If you don't believe them and suspect they will have a fully AI flagging
system in the future (in direct contradiction of this post) thats fine but it
might be better stated as such, since human judgement is currently still
paramount.

------
throwaway4585
The main issue of Stack Overflow is the YX problem. The YX problem is, of
course, the reverse (perverse?) of the XY problem, whereby, confronted by a
question that stumps them, an SO user will, instead of admitting so, do one of
the following:

-Attempt to second guess your use case for you. Are you sure you _really want_ to do X? Don't you want to do Y instead? (No thanks, I really _must do_ X and can't do Y because I have Z, A, B and C constraints.)

-Claim your use case is _wrong_ , should not exist, or at the very least is exceedingly niche, and they couldn't possibly imagine _why_ someone would have your use case

-Claim your use case is literally impossible to fulfill with the constraints you've given. While this may well be the case it is a way stronger claim than most people realize.

-If someone _does_ provide an answer to your use case, will scramble to insist that this solution is clumsy and shouldn't have be written in the first place because it could _give people wrong ideas_.

-Insist you didn't do the research and if you did you'd find the solution is Y. (Yes I did, and it really isn't Y because my problem is X, thank you very much.)
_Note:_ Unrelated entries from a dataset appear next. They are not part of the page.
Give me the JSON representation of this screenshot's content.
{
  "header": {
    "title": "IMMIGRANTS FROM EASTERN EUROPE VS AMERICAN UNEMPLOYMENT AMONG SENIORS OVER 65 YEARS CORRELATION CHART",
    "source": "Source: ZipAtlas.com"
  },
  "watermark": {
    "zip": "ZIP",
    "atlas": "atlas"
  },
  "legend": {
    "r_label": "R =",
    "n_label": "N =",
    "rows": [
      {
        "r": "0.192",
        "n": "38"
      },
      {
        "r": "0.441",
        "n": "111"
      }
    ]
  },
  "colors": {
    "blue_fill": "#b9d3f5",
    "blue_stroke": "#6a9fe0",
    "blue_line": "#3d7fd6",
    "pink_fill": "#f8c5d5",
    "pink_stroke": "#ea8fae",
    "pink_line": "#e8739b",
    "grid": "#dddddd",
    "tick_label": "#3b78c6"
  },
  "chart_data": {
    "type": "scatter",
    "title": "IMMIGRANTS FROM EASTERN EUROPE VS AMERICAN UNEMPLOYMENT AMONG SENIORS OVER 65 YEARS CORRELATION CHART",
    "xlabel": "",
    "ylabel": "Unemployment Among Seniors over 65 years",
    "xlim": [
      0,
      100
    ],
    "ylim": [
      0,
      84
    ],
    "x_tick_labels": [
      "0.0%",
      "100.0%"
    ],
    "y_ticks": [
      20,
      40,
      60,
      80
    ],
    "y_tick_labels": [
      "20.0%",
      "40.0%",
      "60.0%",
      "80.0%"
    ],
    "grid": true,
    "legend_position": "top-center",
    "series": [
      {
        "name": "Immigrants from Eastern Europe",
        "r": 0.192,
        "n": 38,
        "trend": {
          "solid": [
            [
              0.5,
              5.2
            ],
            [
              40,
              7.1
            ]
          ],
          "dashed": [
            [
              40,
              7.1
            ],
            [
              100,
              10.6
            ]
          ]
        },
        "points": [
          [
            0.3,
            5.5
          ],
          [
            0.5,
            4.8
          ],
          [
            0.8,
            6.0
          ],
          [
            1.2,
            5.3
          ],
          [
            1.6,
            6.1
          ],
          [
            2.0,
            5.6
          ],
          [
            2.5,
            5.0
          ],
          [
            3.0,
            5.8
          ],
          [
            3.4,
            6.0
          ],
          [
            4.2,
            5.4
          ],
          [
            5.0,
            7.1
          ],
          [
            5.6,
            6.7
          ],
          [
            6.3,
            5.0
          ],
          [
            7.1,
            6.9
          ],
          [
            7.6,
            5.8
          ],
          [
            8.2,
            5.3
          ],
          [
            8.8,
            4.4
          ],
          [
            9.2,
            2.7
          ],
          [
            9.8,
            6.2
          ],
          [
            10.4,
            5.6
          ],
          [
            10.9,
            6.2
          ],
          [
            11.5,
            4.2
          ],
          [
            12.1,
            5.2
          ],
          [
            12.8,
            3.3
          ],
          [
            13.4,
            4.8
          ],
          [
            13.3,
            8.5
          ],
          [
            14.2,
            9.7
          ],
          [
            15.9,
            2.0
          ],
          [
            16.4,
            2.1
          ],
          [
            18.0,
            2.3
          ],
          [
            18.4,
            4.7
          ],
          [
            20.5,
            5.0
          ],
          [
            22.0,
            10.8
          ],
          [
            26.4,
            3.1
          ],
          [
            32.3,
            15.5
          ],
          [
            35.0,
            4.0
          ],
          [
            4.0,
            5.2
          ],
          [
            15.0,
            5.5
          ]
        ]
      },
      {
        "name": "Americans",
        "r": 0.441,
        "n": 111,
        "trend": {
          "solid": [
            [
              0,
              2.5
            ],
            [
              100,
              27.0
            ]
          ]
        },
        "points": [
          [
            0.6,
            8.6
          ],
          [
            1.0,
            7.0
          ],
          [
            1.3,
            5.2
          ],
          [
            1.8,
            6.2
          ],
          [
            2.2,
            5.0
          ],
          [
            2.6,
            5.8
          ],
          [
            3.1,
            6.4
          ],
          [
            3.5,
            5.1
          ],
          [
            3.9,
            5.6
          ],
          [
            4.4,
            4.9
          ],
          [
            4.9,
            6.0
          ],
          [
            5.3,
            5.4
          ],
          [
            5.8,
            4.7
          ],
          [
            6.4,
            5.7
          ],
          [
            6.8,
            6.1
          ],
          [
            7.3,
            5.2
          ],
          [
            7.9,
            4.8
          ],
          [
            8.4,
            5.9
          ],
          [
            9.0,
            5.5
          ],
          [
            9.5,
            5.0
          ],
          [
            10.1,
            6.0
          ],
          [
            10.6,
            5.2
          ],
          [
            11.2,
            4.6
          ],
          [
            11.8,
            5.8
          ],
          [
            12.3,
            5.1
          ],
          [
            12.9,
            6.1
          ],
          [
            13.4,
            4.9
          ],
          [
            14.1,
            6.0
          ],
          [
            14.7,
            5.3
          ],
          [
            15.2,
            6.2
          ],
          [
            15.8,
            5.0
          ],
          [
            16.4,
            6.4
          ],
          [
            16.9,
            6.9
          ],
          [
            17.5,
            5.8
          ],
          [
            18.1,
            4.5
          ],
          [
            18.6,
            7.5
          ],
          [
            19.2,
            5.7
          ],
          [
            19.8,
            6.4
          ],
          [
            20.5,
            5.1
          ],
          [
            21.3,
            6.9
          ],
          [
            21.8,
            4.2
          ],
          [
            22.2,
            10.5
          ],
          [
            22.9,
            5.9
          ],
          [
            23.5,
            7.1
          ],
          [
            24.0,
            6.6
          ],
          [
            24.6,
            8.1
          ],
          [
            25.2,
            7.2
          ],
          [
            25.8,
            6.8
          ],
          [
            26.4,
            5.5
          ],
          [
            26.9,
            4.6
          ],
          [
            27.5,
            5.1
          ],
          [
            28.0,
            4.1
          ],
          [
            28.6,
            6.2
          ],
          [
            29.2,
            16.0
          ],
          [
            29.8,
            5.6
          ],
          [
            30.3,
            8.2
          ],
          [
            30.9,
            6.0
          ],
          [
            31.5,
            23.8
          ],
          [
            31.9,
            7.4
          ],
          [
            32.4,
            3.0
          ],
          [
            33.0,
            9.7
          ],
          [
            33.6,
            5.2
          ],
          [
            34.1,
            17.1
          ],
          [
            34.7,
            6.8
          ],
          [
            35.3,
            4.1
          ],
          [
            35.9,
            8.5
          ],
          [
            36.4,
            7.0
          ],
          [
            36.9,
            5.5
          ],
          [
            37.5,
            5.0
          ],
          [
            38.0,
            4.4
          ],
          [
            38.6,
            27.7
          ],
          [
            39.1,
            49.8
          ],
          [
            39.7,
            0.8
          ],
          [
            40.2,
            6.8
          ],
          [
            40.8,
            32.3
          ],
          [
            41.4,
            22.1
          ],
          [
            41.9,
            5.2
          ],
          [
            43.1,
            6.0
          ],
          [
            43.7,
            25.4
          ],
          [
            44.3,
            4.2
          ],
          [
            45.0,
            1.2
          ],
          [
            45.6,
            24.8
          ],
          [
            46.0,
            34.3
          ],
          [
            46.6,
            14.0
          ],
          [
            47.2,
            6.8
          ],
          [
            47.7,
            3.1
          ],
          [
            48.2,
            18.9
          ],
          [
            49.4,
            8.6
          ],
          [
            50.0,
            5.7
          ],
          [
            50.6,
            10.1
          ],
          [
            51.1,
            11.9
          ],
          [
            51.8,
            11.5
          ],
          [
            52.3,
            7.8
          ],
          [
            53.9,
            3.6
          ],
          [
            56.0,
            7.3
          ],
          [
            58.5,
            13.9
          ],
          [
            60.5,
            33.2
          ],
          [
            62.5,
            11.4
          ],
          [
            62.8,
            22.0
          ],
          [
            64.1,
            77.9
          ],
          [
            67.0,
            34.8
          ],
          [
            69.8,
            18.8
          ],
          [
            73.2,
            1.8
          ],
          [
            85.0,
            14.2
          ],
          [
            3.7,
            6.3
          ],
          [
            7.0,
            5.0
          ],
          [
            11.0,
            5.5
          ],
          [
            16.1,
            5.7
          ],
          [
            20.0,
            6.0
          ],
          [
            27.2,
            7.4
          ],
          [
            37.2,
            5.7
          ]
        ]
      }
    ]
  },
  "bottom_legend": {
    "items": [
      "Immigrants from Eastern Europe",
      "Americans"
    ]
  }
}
-In the worst case, wrongly mark your question as a duplicate of Y

The strength of SO is that it is purely a question and answer website: I give
question, you give answer. Forums always sucked because the question askers
were often new and inexperienced and formulated questions the wrong way, and
the entrenched users were patronizing and insisted a certain way of solving
questions be used or say useless stuff like "I don't owe any of my time to
you" (yeah well why are you bothering writing this post in the first place
then?). With SO's system of questions, answers and comments, everything is
clear or clarified, all the chitchat is dispensed with and no room is given to
subjective stuff like 'is your question correct?' Because no matter how good
of a hacker you are, your knowledge can't possibly cover 100% of all computer
programmers' use cases.

I'm not pessimistic as other people as to the future of SO and I still think
it is and will be an invaluable resource in the following years but if trends
of the YX problem go for the worse it could mean a return to the forums that
sucked.

------
uk_programmer
More robo-flagging of human interaction based on the faulty axiom that you are
somehow in control of how someone else perceives something. They even admit
that malice isn't intended.

> The problem is the tone the _reader_ experiences. Most of the time, it
> doesn’t appear that commenters are actively trying to make their comment
> condescending, dismissive, or any of the other subtle variations of
> unwelcoming we see. These are people earnestly trying to help others, even
> if their tone is off.

What tone the reader experiences and how they deal with it is entirely up to
them. I am fine with on a site that abusive language is flagged, but something
that is perceived to be unfriendly by a robot. This is just folly.

I certainly won't be contributing anymore. I don't want to be on a site that
has a robot flagging human interaction.

EDIT: Abusive language filters usually don't work that well. I put in
someone's real name into a system and the system flagged it for "abuse" their
surname was "Cummings".

Also the term "faggots" (which in the UK is a meal you can buy in the
supermarket) has been censored on social platforms.

[https://www.rt.com/uk/468436-google-censors-faggots-
peas/](https://www.rt.com/uk/468436-google-censors-faggots-peas/)

Because guess what the context in which you are using a word is important. So
most of theses places can't get abusive filtering right. They won't get this
right either.

------
mjcohen
I'm just on math.stackexchange.com, and I greatly enjoy it. Maybe it's a good
thing I am there instead of overflow.

------
papermachete
No moderators left to ban, I see.